Are we witnessing the start of the handover of power?
Mr Blair certainly mapped out a busy policy programme, on everything from pensions and welfare through transport and the health service to local government and law and order, which will take several years to complete.
And he showed no obvious sign that he was not fully prepared to complete that task himself.
But it was also clear he was attempting to ensure that, if he goes sooner rather than later, his successor will be locked into his reforms - that they were bigger than him.
In a key section, he declared: "Some day, some party will make this country at ease with globalisation. Let it be this one.
"Some day, we will forge a new consensus on our public services. Let it be us, who believe in them, and let us do it now.
"Some day, some party will respond to the public's anger at the defeatism that has too often gripped our response to social disorder.
"Let it be the party that understands compassion as well as firmness is the only way a true community can be built," he said.
He described his party as the "change-makers" and delivered a powerful plea for it not to abandon its New Labour face.
"Without New Labour we might have won once, even twice. But not three times and now still dominant," he said.
Now, he insisted, was the time to renew the party again to meet fresh challenges, just as it had done with the creation of New Labour.
And he lamented what he clearly sees as the wasted years of Old Labour that, he claimed, had seen some of the party's greatest figures like Denis Healey, Roy Jenkins, Tony Benn and Michael Foot embroiled in a "sad episode of charges of betrayal, questioning integrity and motives" that damned them to opposition.
It all amounted to a demand for his party to continue his process of almost perpetual revolution in order to keep ahead of the game, domestically and globally.
He also spent a large section of his speech reminding delegates of the great advances they had already made, albeit that they were often "quiet advances" - like laws on domestic violence, paid holiday for all and free museum entry - that decided the "character and culture" of a nation.
This was the answer to all those party members and others who ask exactly what the New Labour government has achieved in eight years in power.
Mr Blair touched on the difficult issues of his war on terror, and Iraq but he did not dwell on either.
Neither did he waste too much time dealing with the two opposition parties.
This was a speech which had far more to do with the Labour Party, or more specifically, the New Labour party.
And those at this conference who believe they are witnessing the start of a not-so-protracted handover of power from Tony Blair to Gordon Brown will undoubtedly see further evidence of that in the this speech.

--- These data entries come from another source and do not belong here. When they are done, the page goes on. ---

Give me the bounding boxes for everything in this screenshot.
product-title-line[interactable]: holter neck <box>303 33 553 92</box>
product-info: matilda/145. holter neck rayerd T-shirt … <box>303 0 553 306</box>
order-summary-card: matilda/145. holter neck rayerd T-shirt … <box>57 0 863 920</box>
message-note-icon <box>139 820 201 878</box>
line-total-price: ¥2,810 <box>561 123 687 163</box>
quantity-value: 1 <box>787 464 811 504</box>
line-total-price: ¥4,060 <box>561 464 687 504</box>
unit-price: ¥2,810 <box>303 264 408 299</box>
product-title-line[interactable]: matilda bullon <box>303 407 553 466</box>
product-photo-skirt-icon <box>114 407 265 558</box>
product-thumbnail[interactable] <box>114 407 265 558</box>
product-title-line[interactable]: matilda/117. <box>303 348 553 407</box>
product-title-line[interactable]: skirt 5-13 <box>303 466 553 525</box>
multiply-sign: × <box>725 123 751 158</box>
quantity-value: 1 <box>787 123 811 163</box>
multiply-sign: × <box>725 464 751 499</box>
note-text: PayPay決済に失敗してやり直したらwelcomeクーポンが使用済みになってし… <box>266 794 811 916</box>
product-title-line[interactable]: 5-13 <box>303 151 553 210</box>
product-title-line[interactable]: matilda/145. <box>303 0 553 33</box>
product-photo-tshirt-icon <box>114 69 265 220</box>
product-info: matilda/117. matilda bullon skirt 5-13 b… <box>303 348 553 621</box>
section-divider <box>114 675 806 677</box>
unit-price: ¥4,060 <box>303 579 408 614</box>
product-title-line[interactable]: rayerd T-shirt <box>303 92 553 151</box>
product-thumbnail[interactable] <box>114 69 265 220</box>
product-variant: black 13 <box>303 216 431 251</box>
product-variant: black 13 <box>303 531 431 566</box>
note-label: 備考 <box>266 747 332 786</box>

Others have suggested it was designed to show a man who has not run out of ideas and is as eager as ever to complete his agenda of reform and renewal.
If that is the case, Gordon Brown and his supporters may have something to say about it.
But all are asking whether Mr Blair and Mr Brown can come back to this conference in 12 months time with nothing between them changed and with the biggest question still unanswered.
There are those suggesting that the 2006 conference will mark the end of the perceived handover and will turn into a celebration of the prime minister's successes and the crowning of prime minister Brown.
Exactly what Mr Blair, or even Mr Brown, have in mind remains unknown and, as a result, is probably still the dominant question for the party and the government.